The Great Depression, although terrifying, was used as a large laboratory experiment for two policy approaches. With the economy plunging between 1929 and 1932, the Herbert Hoover administration avoided large-scale efforts to increase federal spending and rescue the affected industries. Roosevelt (FDR) took a more proactive attitude after taking office in 1933. His government provides cash payments to farmers, debt relief for mortgage holders, public works projects for the unemployed, and low-interest loans to disaster-stricken banks and railways. The Roosevelt government also abandoned the gold standard in order to relax monetary policy and eventually introduced unemployment insurance and social security systems. "Scholarships about the Great Depression show that we have stabilized and restored both fiscal and monetary policy, as well as strategic interventions targeting specific industries." Eichengreen said. "But not in the previous period, when a more fragmented approach was taken."

At this time last week, Eichengreen feared that the federal government would once again fail to meet the challenge at a critical juncture. But then the Federal Reserve cut interest rates and launched a series of emergency loan programs. By Tuesday, when the White House came up with a multi-trillion-dollar bailout plan, the plan would provide cash payments to all U.S. households and financial assistance to businesses damaged by the shutdown. "There are signs that people, including our fearless leaders, are now aware of the seriousness of the situation," he said. "It appears that the necessary steps have been taken on the currency side and may also be taken financially. "

Of course, this remains to be seen. The various components of the stimulus package have not yet been finalized. One proposal that is certainly controversial is to bail out airlines. The Wall Street Journal reported on Tuesday that the Trump administration wants to provide $ 50 billion in financial assistance to the industry. This money may come in the form of loans, but will such loans be as unsecured as the aviation industry hopes? Or do they serve as security for carrier assets, such as aircraft and valuable take-off and landing slots, so that the government can seize these assets without repaying the loan? In the 1830s, Eichengreen reminded me: Reconstruction Finance Corporation, an institution set up by Hoover, Roosevelt (FDR) expanded aggressively, providing loans to banks and railways, Both are in poor condition. Eichengreen said: "Loans to railways are secured by rolling stock." "In my opinion, this seems to be the most appropriate model to follow now."

Even if the Trump administration accepts the proposal, bailouts to airlines or other large companies could cause a political backlash. Eichengreen said the public's response may not be as painful as the Obama administration's rescue of Wall Street in 2008 and 2009, as this time the federal government also proposes massive aid to families and small businesses.
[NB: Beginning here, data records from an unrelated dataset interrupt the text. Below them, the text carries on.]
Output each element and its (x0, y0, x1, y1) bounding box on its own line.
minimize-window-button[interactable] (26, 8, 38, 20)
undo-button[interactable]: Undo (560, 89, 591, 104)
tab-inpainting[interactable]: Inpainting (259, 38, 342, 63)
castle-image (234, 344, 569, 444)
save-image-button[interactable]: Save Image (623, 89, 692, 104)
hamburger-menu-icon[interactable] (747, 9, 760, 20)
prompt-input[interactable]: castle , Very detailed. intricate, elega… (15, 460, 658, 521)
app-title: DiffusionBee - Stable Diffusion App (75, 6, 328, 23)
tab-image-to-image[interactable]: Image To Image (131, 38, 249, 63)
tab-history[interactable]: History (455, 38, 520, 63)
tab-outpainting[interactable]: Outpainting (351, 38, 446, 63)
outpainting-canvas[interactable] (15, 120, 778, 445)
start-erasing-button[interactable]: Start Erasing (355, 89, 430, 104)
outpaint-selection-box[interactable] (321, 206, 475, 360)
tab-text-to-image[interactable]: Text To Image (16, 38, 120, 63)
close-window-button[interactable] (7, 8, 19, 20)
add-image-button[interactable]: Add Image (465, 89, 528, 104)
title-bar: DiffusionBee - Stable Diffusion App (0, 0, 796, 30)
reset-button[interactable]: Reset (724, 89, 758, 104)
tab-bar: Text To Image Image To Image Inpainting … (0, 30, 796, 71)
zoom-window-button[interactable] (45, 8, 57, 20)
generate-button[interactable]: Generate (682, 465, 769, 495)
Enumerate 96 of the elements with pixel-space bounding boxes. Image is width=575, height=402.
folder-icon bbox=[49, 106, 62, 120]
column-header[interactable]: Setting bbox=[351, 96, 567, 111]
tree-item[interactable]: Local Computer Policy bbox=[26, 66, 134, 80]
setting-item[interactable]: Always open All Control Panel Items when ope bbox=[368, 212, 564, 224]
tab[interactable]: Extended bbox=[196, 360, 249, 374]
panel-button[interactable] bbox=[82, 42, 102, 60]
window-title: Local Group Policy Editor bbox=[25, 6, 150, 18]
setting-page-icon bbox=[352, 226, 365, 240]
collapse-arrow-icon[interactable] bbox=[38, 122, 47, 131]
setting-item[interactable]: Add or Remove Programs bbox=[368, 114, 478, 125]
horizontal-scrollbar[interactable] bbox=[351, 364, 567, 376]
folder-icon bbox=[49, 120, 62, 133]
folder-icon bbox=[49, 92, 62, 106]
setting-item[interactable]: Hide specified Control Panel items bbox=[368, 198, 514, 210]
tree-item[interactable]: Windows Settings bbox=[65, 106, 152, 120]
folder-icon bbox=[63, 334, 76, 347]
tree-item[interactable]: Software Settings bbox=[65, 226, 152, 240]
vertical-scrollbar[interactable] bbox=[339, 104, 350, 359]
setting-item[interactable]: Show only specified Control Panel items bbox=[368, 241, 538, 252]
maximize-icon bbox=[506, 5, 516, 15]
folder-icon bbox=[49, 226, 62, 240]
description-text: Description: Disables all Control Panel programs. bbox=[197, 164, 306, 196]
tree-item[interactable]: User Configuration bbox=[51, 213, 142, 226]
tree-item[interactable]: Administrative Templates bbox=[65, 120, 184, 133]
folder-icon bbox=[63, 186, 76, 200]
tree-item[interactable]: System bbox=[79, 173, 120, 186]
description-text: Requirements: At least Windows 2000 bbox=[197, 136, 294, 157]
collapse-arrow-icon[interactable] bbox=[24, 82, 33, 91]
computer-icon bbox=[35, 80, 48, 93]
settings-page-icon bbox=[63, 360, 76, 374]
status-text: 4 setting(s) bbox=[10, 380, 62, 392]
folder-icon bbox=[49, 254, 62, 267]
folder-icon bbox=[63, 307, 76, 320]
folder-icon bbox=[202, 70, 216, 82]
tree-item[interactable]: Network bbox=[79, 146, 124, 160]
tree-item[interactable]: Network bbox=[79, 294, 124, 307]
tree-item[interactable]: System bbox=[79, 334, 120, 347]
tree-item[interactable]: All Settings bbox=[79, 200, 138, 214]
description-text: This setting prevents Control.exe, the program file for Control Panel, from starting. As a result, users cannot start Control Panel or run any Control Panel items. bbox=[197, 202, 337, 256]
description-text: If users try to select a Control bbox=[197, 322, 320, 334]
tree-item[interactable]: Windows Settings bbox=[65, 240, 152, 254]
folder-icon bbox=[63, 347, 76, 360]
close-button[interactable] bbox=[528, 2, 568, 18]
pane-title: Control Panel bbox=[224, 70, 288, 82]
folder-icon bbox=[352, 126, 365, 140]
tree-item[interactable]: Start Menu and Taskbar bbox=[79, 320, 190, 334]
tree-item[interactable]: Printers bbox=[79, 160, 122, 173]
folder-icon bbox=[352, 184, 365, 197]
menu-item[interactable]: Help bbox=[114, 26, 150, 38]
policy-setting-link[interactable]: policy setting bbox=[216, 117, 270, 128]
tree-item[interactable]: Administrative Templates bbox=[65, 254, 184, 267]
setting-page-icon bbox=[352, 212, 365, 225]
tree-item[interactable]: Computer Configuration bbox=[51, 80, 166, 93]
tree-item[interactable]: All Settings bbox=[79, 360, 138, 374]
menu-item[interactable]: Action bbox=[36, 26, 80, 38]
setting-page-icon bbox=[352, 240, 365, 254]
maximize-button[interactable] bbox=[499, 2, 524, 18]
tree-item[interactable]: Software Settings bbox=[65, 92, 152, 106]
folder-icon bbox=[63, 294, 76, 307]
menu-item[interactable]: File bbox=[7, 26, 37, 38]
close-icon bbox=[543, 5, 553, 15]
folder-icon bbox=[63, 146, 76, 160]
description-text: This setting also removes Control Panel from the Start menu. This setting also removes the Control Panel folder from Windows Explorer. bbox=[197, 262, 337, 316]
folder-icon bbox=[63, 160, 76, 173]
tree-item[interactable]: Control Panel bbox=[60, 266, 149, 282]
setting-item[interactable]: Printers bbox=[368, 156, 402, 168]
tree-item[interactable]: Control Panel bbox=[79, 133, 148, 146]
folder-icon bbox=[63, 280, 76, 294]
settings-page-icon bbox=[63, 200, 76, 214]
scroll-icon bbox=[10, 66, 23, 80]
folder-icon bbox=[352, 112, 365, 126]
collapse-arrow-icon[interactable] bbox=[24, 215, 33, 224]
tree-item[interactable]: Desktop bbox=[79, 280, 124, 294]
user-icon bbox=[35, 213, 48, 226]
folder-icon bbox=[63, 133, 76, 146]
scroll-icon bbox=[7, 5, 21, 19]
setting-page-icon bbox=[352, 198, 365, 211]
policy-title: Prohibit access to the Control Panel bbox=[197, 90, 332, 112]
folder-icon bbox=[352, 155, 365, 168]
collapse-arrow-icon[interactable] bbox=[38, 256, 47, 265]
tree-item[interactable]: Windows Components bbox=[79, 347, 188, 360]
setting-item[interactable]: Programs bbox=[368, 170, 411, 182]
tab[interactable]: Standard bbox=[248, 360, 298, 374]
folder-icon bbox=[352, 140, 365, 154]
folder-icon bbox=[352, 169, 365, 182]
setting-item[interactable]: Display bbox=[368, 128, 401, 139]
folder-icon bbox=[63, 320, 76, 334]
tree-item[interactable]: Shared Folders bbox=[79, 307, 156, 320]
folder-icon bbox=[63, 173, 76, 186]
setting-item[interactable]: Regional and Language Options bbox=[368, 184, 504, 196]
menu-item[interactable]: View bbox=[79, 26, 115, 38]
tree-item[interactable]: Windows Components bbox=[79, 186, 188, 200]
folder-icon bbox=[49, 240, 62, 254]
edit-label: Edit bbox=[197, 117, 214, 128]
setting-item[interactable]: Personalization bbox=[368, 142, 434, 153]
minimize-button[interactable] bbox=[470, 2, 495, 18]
Eichengreen believes that the Trump administration should consider another policy initiative that the Italian government recently adopted: suspension of mortgage and other loan payments. "If you lose your car or your home unselfishly, it is a personal difficulty," Eichengreen said. "But it will also affect the entire economy."

The White House will have to force banks and other lenders to stop loan payments. Eichengreen believes that this will represent a further increase in government enthusiasm. He said: "The American approach to these things has been almost always-Herbert Hoover during the Great Depression-let enlightened bankers do the right thing, voluntarily forgive late payments and suspend fines, etc. "Hopefully we are quickly recognizing that voluntaryism and enlightened capitalism, although desirable, may not be enough."